Another is an art therapist from Michigan who got her doctorate in working with people with damaged brains. Two of my characters have damaged brains. After the first full draft she called me up on the phone and mocked being pissed off at me saying, in so many words, that I'd gotten the two characters spot on -- medically speaking -- and how did I do that on a wing and a prayer when she is still paying off her loans for four years of learning all about that. Having that kind of resource (unexpected, again, she was in my writing group and I did not know her background) was key in helping me shape and fix those characters.
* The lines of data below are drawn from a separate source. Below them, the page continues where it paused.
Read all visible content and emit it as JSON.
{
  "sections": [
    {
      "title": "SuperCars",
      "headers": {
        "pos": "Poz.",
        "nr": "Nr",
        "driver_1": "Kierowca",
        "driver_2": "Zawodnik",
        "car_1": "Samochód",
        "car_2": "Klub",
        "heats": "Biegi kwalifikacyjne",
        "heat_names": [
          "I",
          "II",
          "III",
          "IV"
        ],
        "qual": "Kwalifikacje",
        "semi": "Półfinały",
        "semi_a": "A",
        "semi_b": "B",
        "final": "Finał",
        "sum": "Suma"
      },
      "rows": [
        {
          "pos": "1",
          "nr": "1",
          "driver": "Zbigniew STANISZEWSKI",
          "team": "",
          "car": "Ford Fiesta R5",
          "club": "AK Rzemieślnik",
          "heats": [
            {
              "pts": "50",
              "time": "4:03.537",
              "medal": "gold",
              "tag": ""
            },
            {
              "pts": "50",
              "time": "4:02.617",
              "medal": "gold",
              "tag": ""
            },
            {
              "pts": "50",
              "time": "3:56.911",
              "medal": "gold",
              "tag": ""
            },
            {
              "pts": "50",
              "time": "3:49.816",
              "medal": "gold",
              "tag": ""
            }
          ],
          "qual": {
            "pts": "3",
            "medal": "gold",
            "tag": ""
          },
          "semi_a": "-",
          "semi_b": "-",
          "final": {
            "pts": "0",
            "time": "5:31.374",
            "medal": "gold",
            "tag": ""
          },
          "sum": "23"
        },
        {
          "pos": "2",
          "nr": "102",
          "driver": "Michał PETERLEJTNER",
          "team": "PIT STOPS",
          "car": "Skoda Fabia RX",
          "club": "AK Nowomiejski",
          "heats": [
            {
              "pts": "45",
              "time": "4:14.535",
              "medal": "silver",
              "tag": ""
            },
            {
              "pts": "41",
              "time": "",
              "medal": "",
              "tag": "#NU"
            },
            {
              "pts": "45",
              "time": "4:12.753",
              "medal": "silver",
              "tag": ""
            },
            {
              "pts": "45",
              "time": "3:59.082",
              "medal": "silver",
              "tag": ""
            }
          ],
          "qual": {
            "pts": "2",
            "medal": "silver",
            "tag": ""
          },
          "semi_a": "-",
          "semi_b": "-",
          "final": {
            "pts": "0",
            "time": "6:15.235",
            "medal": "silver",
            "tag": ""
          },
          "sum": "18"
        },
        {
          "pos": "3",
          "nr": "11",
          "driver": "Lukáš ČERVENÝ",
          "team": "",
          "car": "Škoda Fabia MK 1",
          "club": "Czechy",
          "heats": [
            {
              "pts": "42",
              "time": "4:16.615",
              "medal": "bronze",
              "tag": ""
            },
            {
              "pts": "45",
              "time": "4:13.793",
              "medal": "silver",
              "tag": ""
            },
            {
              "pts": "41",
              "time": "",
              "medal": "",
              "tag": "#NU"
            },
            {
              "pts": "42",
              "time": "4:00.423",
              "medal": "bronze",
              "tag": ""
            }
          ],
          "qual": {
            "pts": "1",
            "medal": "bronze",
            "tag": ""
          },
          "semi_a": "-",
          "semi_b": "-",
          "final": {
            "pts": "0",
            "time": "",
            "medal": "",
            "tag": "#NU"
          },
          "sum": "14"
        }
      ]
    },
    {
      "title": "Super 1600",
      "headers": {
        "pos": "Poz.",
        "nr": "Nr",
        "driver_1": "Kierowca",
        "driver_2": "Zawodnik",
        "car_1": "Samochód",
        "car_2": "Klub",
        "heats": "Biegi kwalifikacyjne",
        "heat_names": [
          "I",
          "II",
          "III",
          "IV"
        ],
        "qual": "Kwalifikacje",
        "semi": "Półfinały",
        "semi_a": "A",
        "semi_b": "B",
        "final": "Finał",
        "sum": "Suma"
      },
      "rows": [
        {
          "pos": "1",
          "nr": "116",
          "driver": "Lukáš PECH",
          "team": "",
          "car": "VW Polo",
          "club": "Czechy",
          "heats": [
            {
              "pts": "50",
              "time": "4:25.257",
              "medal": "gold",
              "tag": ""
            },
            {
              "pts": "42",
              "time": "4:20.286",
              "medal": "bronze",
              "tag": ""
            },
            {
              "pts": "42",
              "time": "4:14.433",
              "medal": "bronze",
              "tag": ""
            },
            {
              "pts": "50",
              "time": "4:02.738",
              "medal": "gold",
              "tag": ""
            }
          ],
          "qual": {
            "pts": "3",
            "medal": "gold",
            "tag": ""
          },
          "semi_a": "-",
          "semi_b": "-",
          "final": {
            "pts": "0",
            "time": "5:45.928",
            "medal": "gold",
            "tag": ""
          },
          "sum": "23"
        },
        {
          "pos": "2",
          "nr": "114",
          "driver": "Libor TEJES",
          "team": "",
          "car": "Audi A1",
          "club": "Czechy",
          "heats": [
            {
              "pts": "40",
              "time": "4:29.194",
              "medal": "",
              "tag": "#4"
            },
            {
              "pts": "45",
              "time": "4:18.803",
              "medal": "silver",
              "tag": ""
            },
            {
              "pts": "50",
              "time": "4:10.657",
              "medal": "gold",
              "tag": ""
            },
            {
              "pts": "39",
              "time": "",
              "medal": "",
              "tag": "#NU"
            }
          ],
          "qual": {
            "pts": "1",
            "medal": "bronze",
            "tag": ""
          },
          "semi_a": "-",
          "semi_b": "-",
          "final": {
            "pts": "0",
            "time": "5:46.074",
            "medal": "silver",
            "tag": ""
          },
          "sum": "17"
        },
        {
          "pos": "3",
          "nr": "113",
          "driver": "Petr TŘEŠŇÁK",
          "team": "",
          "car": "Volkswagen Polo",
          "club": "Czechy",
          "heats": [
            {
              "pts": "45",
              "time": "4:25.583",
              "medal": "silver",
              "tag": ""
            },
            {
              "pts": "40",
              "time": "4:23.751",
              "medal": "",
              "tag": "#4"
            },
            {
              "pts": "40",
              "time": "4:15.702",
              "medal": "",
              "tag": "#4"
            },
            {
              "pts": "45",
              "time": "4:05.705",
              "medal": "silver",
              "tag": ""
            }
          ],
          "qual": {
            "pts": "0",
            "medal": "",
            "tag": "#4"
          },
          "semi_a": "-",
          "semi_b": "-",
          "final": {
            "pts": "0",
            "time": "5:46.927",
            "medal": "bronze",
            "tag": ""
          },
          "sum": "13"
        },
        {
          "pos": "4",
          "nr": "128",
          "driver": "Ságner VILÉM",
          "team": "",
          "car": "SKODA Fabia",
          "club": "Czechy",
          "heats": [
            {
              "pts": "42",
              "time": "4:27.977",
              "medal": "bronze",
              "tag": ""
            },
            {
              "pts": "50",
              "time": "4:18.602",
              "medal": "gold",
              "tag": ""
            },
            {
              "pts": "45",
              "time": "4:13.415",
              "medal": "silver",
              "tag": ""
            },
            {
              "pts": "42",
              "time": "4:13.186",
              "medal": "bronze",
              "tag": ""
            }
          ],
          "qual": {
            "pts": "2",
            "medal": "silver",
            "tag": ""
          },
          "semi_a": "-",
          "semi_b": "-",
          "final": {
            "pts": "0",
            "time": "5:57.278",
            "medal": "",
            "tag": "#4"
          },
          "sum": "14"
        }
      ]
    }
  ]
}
So for me that was enough. I didn't have to go to classes or programs or retreats even though I wanted to and thought it would be a good idea. It wasn't necessary. I had a very diverse, very particular audience who also were willing to devote an incredible amount of time and energy to my project.
It is a community process. Despite what everyone says. Just find yourself some diverse acquaintances who might be willing to help you out.
peace,
gg
Noor, either you're going to learn a lot or you're going to overwhelm yourself -- speaking as one self-overwhelmer to another...
It sounds like you're on the right track regarding adding the depth of character. Not knowing what the scene is, maybe having them reflect on what's happening or reveal some internal conflict about it.
In regard to the scene you keep re-writing -- does my article on writing strong scenes help? Are you asking yourself what the main point of the scene is? What the character wants and what will happen if they don't get it? Would using other sensory details beyond sight help?
Perhaps you can go back to another book that has the depth of character like you're trying to add and see how they did it will help.
That's great you're going to be doing the San Fran WDW - I like Chuck. I'll be an attending agent at a few WDW this year both in person and on line. Just not San Fran... that would've been fun :)
I know this isn't easy, but I know you can do it.